The only moment in which the true characters surfaced was at the end of Intervention, when Buffy acted like the willing BuffyBot because she was trying to determine if Spike, under torture, had told Glory that Dawn was the Key. So Buffy plays the willing sex slave until she gets the info [e.g., that Spike kept Dawn's secret]; then she switches back to herself and leaves him. Both Buffy and Spike seemed incredibly sad and regretful in this scene, Spike probably because his dedication got him pounded and plus his robot's gone, Buffy because she realized the depths of Spike's infatuation and then played along with it for a bit. Buffy's ambivalence toward Spike [heartless manipulation and reluctant gratitude] and his ambivalence toward her [slavish crush and violent, stupid frustration] are transmitted clearly without platitudes. The truth comes through: their relationship isn't pursuing guy vs. retreating girl, but squeamishly fascinated guy vs. squeamishly fascinated girl, a theme developed much better in season 6.

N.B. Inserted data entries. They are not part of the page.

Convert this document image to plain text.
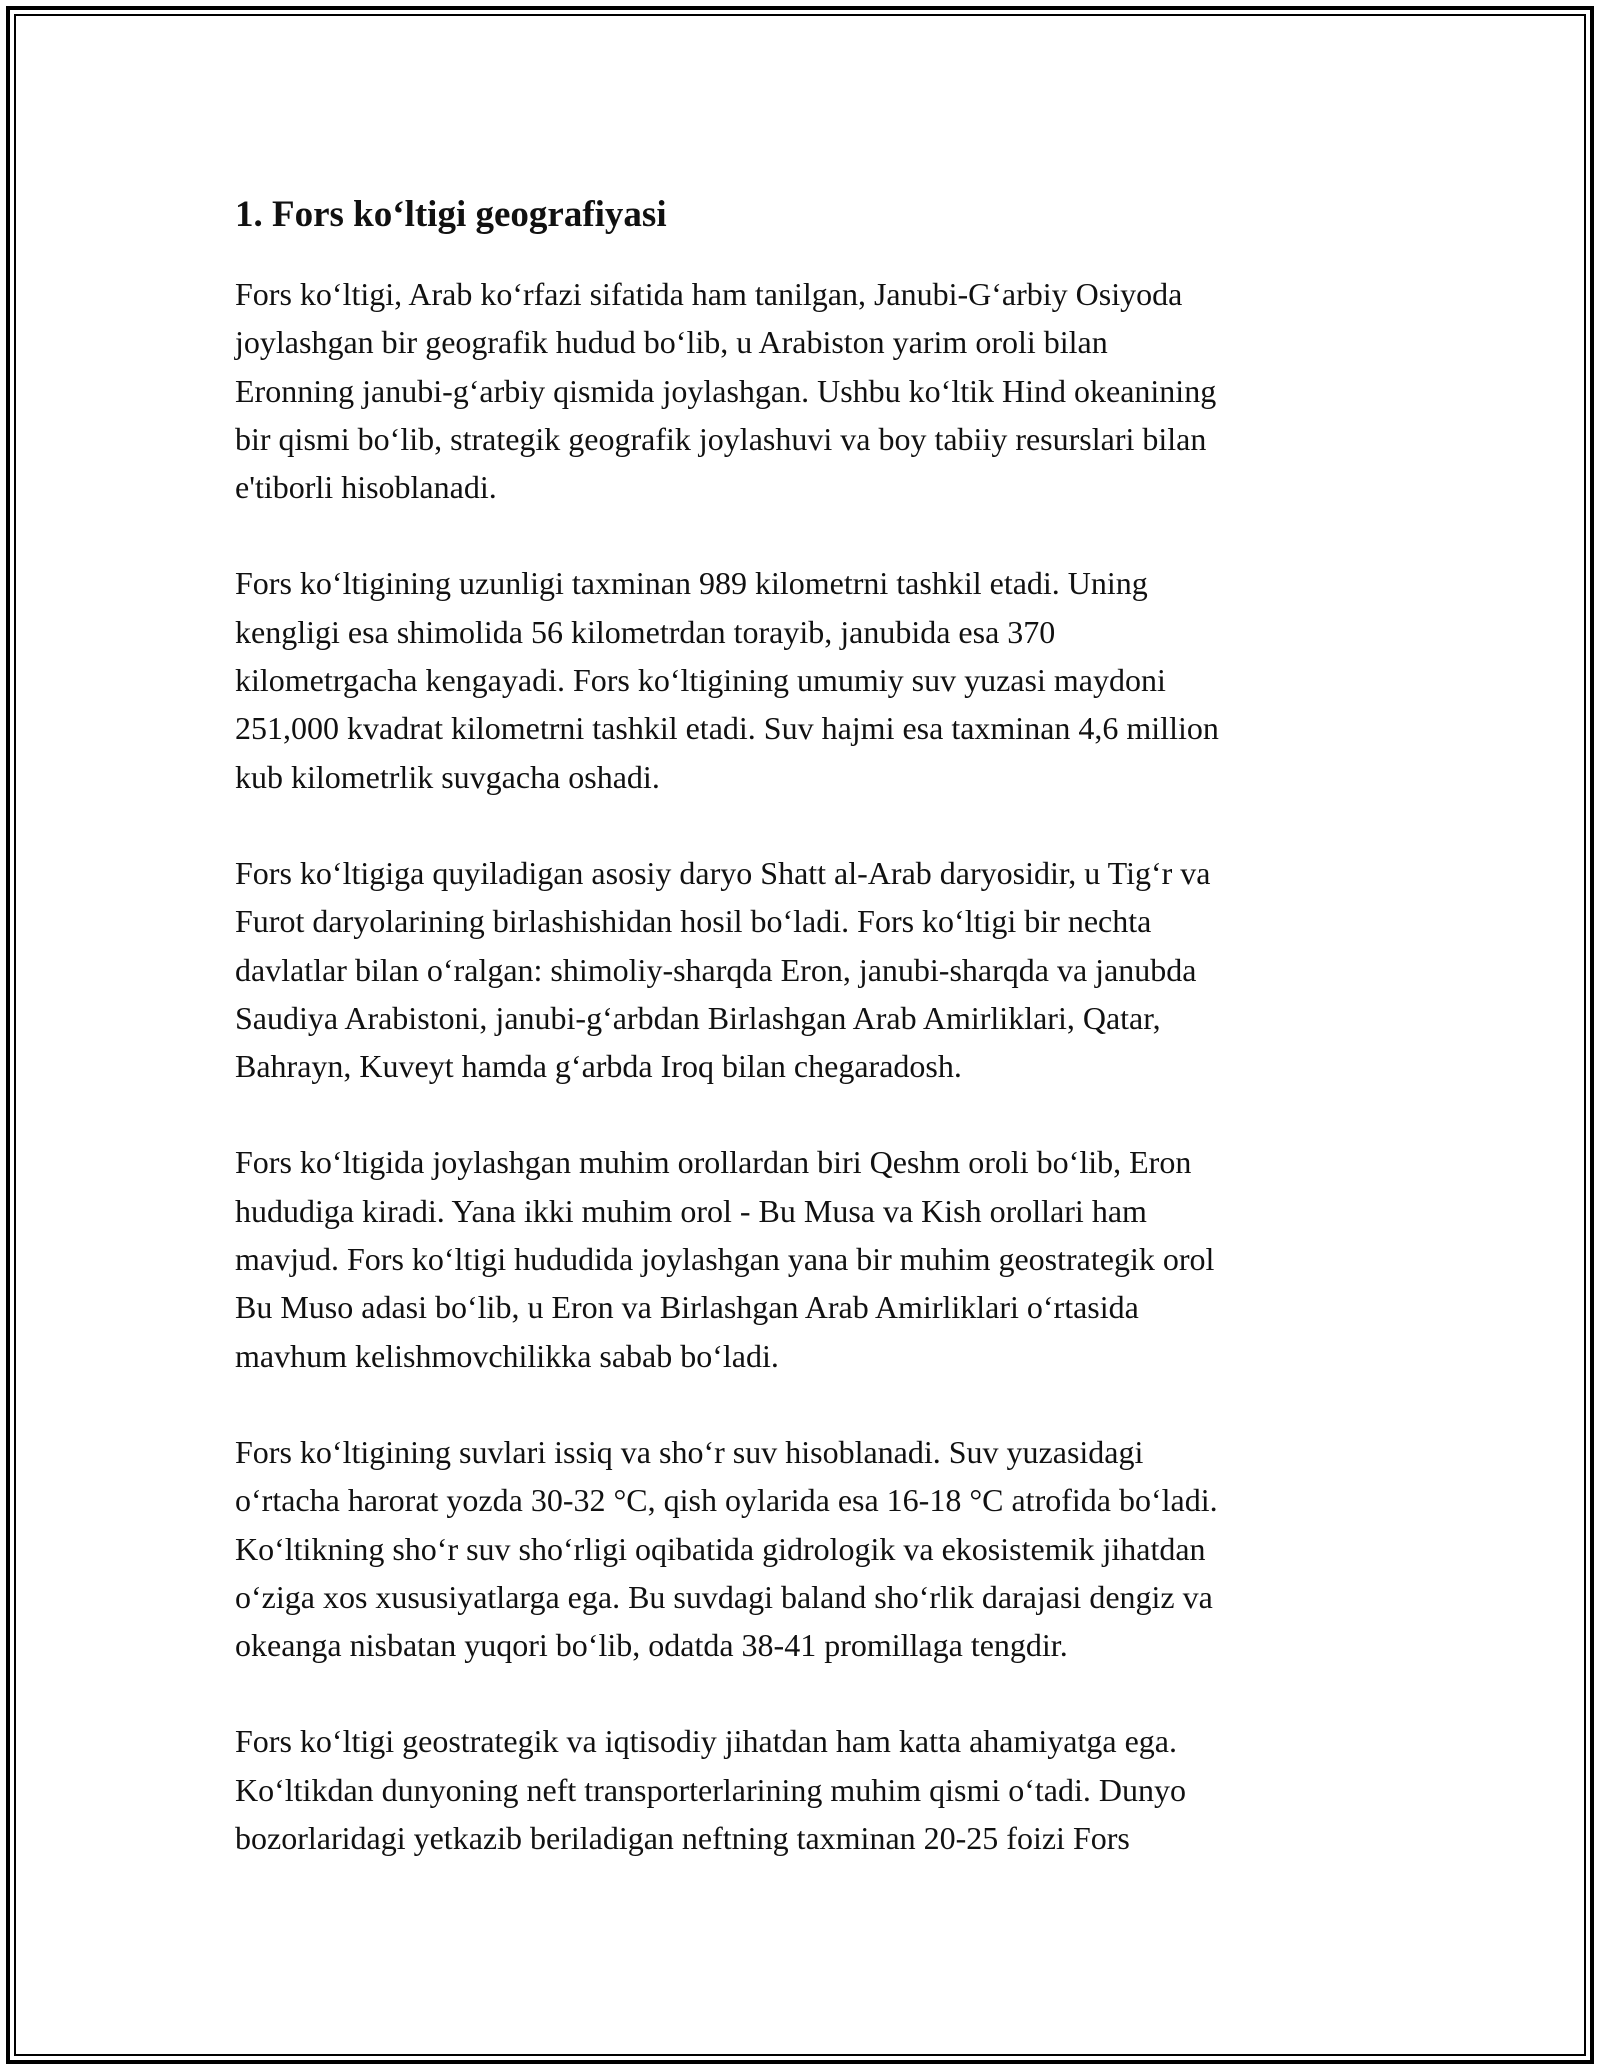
1. Fors ko‘ltigi geografiyasi

Fors ko‘ltigi, Arab ko‘rfazi sifatida ham tanilgan, Janubi-G‘arbiy Osiyoda
joylashgan bir geografik hudud bo‘lib, u Arabiston yarim oroli bilan
Eronning janubi-g‘arbiy qismida joylashgan. Ushbu ko‘ltik Hind okeanining
bir qismi bo‘lib, strategik geografik joylashuvi va boy tabiiy resurslari bilan
e'tiborli hisoblanadi.

Fors ko‘ltigining uzunligi taxminan 989 kilometrni tashkil etadi. Uning
kengligi esa shimolida 56 kilometrdan torayib, janubida esa 370
kilometrgacha kengayadi. Fors ko‘ltigining umumiy suv yuzasi maydoni
251,000 kvadrat kilometrni tashkil etadi. Suv hajmi esa taxminan 4,6 million
kub kilometrlik suvgacha oshadi.

Fors ko‘ltigiga quyiladigan asosiy daryo Shatt al-Arab daryosidir, u Tig‘r va
Furot daryolarining birlashishidan hosil bo‘ladi. Fors ko‘ltigi bir nechta
davlatlar bilan o‘ralgan: shimoliy-sharqda Eron, janubi-sharqda va janubda
Saudiya Arabistoni, janubi-g‘arbdan Birlashgan Arab Amirliklari, Qatar,
Bahrayn, Kuveyt hamda g‘arbda Iroq bilan chegaradosh.

Fors ko‘ltigida joylashgan muhim orollardan biri Qeshm oroli bo‘lib, Eron
hududiga kiradi. Yana ikki muhim orol - Bu Musa va Kish orollari ham
mavjud. Fors ko‘ltigi hududida joylashgan yana bir muhim geostrategik orol
Bu Muso adasi bo‘lib, u Eron va Birlashgan Arab Amirliklari o‘rtasida
mavhum kelishmovchilikka sabab bo‘ladi.

Fors ko‘ltigining suvlari issiq va sho‘r suv hisoblanadi. Suv yuzasidagi
o‘rtacha harorat yozda 30-32 °C, qish oylarida esa 16-18 °C atrofida bo‘ladi.
Ko‘ltikning sho‘r suv sho‘rligi oqibatida gidrologik va ekosistemik jihatdan
o‘ziga xos xususiyatlarga ega. Bu suvdagi baland sho‘rlik darajasi dengiz va
okeanga nisbatan yuqori bo‘lib, odatda 38-41 promillaga tengdir.

Fors ko‘ltigi geostrategik va iqtisodiy jihatdan ham katta ahamiyatga ega.
Ko‘ltikdan dunyoning neft transporterlarining muhim qismi o‘tadi. Dunyo
bozorlaridagi yetkazib beriladigan neftning taxminan 20-25 foizi Fors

So, anyway, I've found the perfect application for the word schmoopy: season 5 Spike. Oh, how drab and disappointing. I'll take the characterologically consistent season 6 Spike instead. Stereotypically pining vampires make me want to vomit vomit vomit. If I ever write about them, someone please shoot them.
Of course, I'll get over it. It's only some DVDs, and I have put in a claim to PayPal that will hopefully get most of my money back. I just feel cross because my indulgence was thwarted.
Oh yeah, stay away from seller mclarke6666.
Hooray, that leaves me with seasons 2 through 6 to watch...particularly all those parts in season 6 where Buffy is trying to adjust to being alive...and any eps where James Marsters makes more faces than the bad-ass expression...and any eps with robots in them.
Next BTVS/Angel character to be released in 12" is Cordelia. I smell doom, especially since the prototype looks reasonable accurate. The last time SST had an accurate prototype [regular Willow], the final draft just looked...warped. Please, Sideshow, just for once, could ya NOT mess something up?